Township in Ohio, US

Wayne Township is one of thirteen townships in Butler County, Ohio, United States. The township is located in the north-central part of the county, between Trenton and Oxford. It had a total population of 4,375 at the 2020 census.

==History==
Wayne was the sixth township of the county, erected from St. Clair Township by the Butler County Commissioners on December 2, 1805.

===Name===
Named for General Anthony Wayne, it is one of twenty Wayne Townships in Ohio.

==Geography==
Located in the northern part of the county, it borders the following townships:
- Gratis Township, Preble County - north
- Madison Township - east
- St.

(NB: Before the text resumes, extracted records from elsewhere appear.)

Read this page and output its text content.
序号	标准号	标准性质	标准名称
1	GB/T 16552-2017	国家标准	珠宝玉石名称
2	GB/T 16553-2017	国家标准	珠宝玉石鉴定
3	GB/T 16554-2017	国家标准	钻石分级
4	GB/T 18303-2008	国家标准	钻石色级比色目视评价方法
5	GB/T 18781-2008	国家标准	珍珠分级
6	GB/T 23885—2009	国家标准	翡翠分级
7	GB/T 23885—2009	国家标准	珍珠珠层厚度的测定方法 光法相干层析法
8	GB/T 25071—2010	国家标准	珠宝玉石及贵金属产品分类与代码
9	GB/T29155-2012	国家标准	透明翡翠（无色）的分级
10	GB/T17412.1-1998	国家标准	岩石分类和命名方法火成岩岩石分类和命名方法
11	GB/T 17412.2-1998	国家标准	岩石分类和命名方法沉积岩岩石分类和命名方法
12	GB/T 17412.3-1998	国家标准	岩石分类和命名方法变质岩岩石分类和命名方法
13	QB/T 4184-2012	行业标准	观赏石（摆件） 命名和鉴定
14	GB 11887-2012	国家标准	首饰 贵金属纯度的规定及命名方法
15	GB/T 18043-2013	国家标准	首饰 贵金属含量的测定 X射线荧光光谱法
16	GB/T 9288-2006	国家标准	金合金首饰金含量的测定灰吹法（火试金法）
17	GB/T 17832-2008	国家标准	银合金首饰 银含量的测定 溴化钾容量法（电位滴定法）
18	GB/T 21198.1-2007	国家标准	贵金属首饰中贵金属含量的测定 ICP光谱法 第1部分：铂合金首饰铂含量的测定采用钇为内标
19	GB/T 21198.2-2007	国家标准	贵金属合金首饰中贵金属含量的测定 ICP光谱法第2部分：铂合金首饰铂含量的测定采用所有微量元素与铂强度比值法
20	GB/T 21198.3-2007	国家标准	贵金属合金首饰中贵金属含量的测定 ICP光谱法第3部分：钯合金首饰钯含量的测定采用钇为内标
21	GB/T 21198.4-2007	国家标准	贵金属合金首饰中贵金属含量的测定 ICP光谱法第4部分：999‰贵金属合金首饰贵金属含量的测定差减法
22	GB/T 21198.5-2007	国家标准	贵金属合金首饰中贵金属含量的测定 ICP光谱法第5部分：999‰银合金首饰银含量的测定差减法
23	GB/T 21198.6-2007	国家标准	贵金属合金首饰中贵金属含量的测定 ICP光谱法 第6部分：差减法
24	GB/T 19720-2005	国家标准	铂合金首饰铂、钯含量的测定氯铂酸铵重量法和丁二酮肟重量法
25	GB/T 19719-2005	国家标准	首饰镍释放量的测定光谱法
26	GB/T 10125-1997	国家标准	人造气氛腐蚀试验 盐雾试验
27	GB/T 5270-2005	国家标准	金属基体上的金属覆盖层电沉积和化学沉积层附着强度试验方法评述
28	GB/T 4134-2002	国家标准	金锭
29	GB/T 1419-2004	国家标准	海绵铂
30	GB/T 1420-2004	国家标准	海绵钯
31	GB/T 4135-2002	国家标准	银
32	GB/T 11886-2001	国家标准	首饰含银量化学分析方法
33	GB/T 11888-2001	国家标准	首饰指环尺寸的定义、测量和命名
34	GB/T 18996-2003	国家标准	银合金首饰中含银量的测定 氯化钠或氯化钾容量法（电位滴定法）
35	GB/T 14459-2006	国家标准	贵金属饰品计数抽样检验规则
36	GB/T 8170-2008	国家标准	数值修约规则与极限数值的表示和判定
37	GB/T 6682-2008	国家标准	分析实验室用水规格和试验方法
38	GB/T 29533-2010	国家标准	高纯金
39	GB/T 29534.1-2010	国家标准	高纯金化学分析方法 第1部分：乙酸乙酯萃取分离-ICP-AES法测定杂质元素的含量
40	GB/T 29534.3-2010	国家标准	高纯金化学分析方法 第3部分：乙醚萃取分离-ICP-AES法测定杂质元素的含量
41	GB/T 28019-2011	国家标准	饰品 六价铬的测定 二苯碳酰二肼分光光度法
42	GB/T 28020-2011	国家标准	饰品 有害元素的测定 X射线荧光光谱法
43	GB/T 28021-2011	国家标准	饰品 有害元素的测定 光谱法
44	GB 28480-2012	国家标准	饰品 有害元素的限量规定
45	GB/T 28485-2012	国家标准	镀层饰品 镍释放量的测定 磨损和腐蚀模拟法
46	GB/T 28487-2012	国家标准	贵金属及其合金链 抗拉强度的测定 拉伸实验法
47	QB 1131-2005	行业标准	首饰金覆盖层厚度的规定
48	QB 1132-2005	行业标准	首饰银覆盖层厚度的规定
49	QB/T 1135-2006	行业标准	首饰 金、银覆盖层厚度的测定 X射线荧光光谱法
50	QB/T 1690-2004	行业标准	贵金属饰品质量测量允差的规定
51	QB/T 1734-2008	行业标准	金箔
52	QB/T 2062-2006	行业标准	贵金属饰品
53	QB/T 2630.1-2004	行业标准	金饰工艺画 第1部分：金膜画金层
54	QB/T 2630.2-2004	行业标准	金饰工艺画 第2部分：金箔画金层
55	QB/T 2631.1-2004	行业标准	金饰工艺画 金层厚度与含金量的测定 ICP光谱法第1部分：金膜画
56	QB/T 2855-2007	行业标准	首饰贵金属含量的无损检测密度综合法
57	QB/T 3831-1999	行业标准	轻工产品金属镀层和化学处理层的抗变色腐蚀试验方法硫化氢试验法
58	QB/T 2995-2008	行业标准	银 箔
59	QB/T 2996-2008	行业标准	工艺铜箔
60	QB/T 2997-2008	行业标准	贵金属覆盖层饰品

Clair Township - south
- Hanover Township - southwest corner
- Milford Township - west
- Somers Township, Preble County - northwest corner

Two villages are located in Wayne Township: Jacksonburg in the northeast, and part of Seven Mile, in the south.

==Government==
The township is governed by a three-member board of trustees, who are elected in November of odd-numbered years to a four-year term beginning on the following January 1. Two are elected in the year after the presidential election and one is elected in the year before it. There is also an elected township fiscal officer, who serves a four-year term beginning on April 1 of the year after the election, which is held in November of the year before the presidential election. Vacancies in the fiscal officership or on the board of trustees are filled by the remaining trustees.

==Public services==
The township is in the Edgewood Local School District.

The township is in the Trenton and Seven Mile telephone exchanges.

Major roads are U.S. Route 127 (the principal road between Hamilton and Eaton), and State Routes 73 (the principal road between Oxford and Middletown), 122, 503, and 744.